I was diagnosed with IIH on 3 November 1998 whilst living in Cyprus. I had had a hormonal implant put in my tummy just 3 weeks prior to my diagnosis and, within days, my headaches began and progressively got worse. I was the first person to be diagnosed with IIH on the island in 25 years. Sadly, there was very little information about IIH at the time which only made things harder for me to understand.
I was immediately started on Furosemide and had a lumbar puncture which gave both the doctors and me a warm shower due to the pressure being so high! That said, the relief was amazing but little did I know that it would not last long. I then started Diamox which helped for a number of years. I needed 6 monthly lumbar punctures and regular wee checks. Unfortunately, however, I started getting kidney stones - I had 4 in just 6 months. I was then taken off Diamox and prescribed Topamax but, within 2 months, this produced another large kidney stone which had to be surgically removed. Understandably, I was told to stop taking Topamax. I then lasted 6 months with no medication but, at a routine eye check, I was told I had papilledema in both eyes, resulting in a visit to a Neuro Ophthalmologist and a subsequent referral to a Neurosurgeon who advised me to have a VP shunt.

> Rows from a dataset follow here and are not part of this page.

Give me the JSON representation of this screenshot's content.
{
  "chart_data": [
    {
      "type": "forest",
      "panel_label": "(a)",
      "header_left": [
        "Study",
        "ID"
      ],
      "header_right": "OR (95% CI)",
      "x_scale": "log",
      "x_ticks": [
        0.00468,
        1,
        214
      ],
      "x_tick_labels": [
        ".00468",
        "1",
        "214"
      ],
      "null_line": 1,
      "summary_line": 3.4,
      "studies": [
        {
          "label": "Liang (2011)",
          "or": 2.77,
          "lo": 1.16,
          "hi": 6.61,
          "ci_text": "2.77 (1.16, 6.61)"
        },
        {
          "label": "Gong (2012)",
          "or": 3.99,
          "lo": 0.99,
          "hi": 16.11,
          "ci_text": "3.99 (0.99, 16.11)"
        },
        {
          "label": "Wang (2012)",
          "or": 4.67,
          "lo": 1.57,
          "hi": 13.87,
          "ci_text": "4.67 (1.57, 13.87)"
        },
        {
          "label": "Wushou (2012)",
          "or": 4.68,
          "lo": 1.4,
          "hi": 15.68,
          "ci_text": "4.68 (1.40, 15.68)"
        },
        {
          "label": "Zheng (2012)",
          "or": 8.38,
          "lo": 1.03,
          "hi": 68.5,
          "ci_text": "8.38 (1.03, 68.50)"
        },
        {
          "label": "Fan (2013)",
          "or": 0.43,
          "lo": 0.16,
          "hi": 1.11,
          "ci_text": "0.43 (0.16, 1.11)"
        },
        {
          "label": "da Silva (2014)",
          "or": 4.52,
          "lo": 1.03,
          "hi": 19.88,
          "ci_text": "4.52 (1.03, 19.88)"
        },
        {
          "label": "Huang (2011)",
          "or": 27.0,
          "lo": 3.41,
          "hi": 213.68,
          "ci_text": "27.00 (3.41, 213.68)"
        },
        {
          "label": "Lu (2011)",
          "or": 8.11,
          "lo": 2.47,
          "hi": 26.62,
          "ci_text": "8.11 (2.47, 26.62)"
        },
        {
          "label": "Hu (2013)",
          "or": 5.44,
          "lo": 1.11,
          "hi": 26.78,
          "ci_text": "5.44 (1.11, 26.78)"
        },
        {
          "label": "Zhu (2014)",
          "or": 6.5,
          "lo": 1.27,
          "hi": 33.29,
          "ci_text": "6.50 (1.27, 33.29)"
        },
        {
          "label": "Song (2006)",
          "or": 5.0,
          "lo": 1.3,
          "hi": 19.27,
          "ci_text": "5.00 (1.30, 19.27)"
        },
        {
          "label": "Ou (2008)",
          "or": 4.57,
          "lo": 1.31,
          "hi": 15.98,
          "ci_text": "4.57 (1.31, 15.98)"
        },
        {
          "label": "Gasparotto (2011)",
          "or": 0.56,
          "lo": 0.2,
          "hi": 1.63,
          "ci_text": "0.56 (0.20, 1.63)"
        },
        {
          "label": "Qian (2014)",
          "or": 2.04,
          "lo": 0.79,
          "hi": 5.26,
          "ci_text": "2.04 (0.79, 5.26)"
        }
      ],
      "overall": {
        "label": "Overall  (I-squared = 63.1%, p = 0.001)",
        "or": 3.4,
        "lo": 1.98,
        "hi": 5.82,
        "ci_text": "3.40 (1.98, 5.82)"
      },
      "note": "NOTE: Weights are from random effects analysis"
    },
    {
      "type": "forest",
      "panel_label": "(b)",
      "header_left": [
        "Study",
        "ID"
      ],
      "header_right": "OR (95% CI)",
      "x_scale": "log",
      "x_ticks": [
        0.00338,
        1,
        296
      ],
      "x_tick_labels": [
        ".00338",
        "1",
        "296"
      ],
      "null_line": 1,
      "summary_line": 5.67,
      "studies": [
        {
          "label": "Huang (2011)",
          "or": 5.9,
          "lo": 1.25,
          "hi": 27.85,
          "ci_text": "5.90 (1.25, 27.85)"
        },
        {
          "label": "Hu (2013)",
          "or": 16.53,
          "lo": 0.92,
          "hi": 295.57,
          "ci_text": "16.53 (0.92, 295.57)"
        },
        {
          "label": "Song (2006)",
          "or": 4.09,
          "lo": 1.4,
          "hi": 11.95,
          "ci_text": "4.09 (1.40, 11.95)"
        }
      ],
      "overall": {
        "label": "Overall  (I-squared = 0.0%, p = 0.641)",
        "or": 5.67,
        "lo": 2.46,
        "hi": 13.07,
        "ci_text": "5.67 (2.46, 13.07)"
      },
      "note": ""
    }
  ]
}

On 24 October 1999, I had my first of many VP shunts. Things were good for a while but I started to get severe abdominal pain. On the advice of my Neurosurgeon, I had the tubing shortened in my tummy but this made no difference and, one week after surgery, I had CSF leaking out of the wound. I was admitted to hospital as an emergency and had surgery 6 hours later, having a completely new shunt put in due to infection. In turn, the abdominal pain started again. My Neurosurgeon confirmed that, although relatively rare, my body was rejecting the CSF that was being drained into my peritoneal and he therefore tied the shunt off, only to untie it a week later due to my crazily high pressure. I had a lumbar drain put in and the ridiculously large amount of CSF produced was incredible. My Neurosurgeon then decided to convert my VP shunt to a VA shunt and, two days later, I was back in theatre having my shunt tubing put into the atrium of my heart. I woke up to find not only the surgical wound on my neck but also a large burn on the left side of my scalp. Something had gone terribly wrong in theatre and I was in agony due to the negligence of a theatre technician.